Судьи Времени

- -
- 100%
- +

Часть первая. Аномальные милости
Джеймс Кроуфорд знал время гибели двухсот шести человек с точностью до минуты — и не сумел бы, не заглянув в календарь, назвать день, когда родилась его дочь.
Он вписывал это время в блокнот, когда Ава встала в дверях. Шесть сорок семь утра. Паром «Меридиан», средний пролёт опоры, восемь лет назад. Он выводил цифры медленно, вдавливая перо, будто от нажима они делались правдивее, — и всё равно вздрогнул, услышав за спиной:
— Ты опять про него.
Она привалилась плечом к косяку, наполовину в комнате, наполовину в коридоре — как стояла всегда, сколько он её помнил, будто дверной проём был единственным местом на свете, где ей позволено находиться. На ней была материнская куртка, широкая в плечах, с рукавами, которые Ава давно перестала подворачивать. Ей было шестнадцать, и она носила чужую одежду так, как носят броню, из которой ещё не выросли, но уже не снимут.
Комната вокруг Джеймса была музеем чужих концов. По стенам — гравюры и снимки: Лиссабон, кренящийся в море; Помпеи в слепке пепла; палубы, мосты, плотины за секунду до. Он собирал не катастрофы. Он собирал последние мгновения, когда людей ещё можно было спасти, потому что они ещё не умерли, — и уже нельзя, потому что всё это случилось давно.
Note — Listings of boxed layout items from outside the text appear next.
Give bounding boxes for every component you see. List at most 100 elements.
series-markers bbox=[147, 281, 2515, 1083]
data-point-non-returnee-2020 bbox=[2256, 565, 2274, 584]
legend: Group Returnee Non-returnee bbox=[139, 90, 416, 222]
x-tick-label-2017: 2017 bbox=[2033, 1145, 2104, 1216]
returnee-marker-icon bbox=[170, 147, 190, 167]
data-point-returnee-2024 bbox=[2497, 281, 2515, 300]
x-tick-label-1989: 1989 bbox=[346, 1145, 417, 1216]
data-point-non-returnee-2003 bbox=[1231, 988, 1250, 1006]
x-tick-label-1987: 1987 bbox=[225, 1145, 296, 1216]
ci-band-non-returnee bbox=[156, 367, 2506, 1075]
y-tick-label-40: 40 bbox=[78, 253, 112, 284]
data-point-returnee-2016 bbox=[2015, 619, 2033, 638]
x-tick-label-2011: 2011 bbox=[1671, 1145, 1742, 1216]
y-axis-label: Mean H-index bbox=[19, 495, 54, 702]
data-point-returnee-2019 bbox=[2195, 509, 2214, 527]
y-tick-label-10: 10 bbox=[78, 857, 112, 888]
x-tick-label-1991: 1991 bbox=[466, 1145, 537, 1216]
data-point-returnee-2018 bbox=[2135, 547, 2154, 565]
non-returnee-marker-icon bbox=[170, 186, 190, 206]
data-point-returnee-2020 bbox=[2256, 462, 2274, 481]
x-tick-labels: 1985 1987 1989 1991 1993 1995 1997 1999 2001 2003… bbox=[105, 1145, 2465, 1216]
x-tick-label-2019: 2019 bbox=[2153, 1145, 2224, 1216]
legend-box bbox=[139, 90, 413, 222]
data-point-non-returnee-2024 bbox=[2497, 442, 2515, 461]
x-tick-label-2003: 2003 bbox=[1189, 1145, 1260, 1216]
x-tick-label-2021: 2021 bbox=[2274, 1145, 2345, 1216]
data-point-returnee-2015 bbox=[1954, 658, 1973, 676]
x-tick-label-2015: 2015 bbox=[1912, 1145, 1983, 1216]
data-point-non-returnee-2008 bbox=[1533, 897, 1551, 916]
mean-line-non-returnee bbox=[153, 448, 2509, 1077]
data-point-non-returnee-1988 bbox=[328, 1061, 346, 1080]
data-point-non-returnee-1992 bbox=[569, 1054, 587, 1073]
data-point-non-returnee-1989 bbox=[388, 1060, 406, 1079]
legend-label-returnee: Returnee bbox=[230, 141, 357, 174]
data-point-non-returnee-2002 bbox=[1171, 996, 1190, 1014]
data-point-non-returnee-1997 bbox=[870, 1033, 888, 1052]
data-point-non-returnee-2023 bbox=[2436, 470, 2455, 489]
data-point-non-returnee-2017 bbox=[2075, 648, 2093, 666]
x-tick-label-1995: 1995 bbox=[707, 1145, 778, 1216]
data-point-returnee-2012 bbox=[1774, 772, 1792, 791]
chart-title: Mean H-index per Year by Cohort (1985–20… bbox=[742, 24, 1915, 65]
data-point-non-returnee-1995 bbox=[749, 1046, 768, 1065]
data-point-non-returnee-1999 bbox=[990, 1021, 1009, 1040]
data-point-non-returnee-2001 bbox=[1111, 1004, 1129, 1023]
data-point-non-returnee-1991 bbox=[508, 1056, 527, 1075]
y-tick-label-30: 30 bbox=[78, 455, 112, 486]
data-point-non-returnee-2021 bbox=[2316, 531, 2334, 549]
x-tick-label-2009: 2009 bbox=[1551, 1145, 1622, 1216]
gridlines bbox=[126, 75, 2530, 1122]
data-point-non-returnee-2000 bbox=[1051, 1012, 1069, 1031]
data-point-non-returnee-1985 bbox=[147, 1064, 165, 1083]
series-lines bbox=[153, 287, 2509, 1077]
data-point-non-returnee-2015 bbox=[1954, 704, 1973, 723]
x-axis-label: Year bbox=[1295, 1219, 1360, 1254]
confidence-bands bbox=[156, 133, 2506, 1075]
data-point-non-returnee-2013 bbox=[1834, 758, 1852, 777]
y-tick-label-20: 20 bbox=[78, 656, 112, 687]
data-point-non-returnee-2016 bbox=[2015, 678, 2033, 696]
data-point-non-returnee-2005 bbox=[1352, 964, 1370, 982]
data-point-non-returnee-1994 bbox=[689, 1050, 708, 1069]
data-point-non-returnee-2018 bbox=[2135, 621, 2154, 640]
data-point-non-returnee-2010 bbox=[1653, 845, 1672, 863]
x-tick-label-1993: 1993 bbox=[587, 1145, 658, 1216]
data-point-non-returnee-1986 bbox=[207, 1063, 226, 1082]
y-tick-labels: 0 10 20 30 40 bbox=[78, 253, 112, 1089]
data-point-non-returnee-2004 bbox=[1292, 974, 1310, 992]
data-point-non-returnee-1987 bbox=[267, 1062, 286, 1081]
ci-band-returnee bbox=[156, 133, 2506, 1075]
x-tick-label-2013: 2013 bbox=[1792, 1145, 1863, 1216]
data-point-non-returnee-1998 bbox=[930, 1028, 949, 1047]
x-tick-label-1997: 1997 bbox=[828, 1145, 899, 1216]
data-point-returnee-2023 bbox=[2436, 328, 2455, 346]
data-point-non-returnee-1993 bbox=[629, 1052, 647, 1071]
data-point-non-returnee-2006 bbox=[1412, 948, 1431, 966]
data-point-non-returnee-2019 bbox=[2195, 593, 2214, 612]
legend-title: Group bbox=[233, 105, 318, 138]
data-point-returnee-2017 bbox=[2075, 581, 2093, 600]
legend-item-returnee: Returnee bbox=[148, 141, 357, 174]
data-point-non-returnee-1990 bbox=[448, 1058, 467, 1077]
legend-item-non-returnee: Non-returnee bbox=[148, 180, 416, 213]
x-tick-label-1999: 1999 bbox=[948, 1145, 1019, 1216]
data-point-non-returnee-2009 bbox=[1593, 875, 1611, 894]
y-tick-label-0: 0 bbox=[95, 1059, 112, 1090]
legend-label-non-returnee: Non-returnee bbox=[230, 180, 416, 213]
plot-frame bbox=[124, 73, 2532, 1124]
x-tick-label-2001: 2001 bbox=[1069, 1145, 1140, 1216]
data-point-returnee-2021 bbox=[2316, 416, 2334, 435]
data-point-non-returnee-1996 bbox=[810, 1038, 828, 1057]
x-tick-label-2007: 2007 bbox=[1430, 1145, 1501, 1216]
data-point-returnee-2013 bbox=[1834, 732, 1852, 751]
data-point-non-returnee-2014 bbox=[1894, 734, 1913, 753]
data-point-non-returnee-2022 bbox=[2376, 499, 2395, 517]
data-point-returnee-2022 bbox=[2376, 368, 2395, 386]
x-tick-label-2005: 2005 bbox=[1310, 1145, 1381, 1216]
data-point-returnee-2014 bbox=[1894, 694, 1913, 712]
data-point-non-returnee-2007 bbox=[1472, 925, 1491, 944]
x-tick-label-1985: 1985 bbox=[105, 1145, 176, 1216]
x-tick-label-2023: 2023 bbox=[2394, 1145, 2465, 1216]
Безопасная любовь. Ни на что не влияющая, ни от чего не зависящая.
— Я про многих, — сказал он, не оборачиваясь. — Сегодня Лиссабон. Тысяча семьсот пятьдесят пятый. Сперва тряхнуло, потом пришла вода, потом занялся пожар. Три способа умереть до полудня. Люди бежали к морю, потому что море отступило и открыло дно, полное рыбы. Они приняли отлив за чудо и вышли собирать чудо руками.
— И тебе не тошно.
— Мне понятно. — Он повернулся. — Это разные вещи, Ава. Понятно — это когда знаешь, куда не надо было идти.
— А ты всегда знаешь, куда не надо. — Она сказала это без злости, что было хуже злости. — Только сам не двигаешься с места.
Он мог бы поспорить. Спорить было бы нормально, по-отцовски. Но он видел в её лице что-то собранное, отрепетированное в коридоре перед тем, как войти, и понял: она пришла не ссориться. Она пришла сообщить.
— Меня взяли, — сказала Ава.
Он знал, что нужно ответить. Знал даже как — с каким лицом, с какой паузой. Восемь лет он изучал, что люди делают за секунду до конца, и так и не выучил, что говорят в начале.
— Кантабрия, — произнёс он вместо этого. Он помнил, куда она подавалась; он помнил всё, кроме нужного. — Это другое полушарие. Ты смотрела, сколько там пересадок? Есть прямой рейс, но он идёт над водой почти всю дорогу, а над водой…
— Другие отцы говорят «поздравляю». — Что-то погасло в её глазах, быстро, привычно, как гасят свет в комнате, куда всё равно никто не заходит. — Ты говоришь про вероятность отказа двигателя над океаном.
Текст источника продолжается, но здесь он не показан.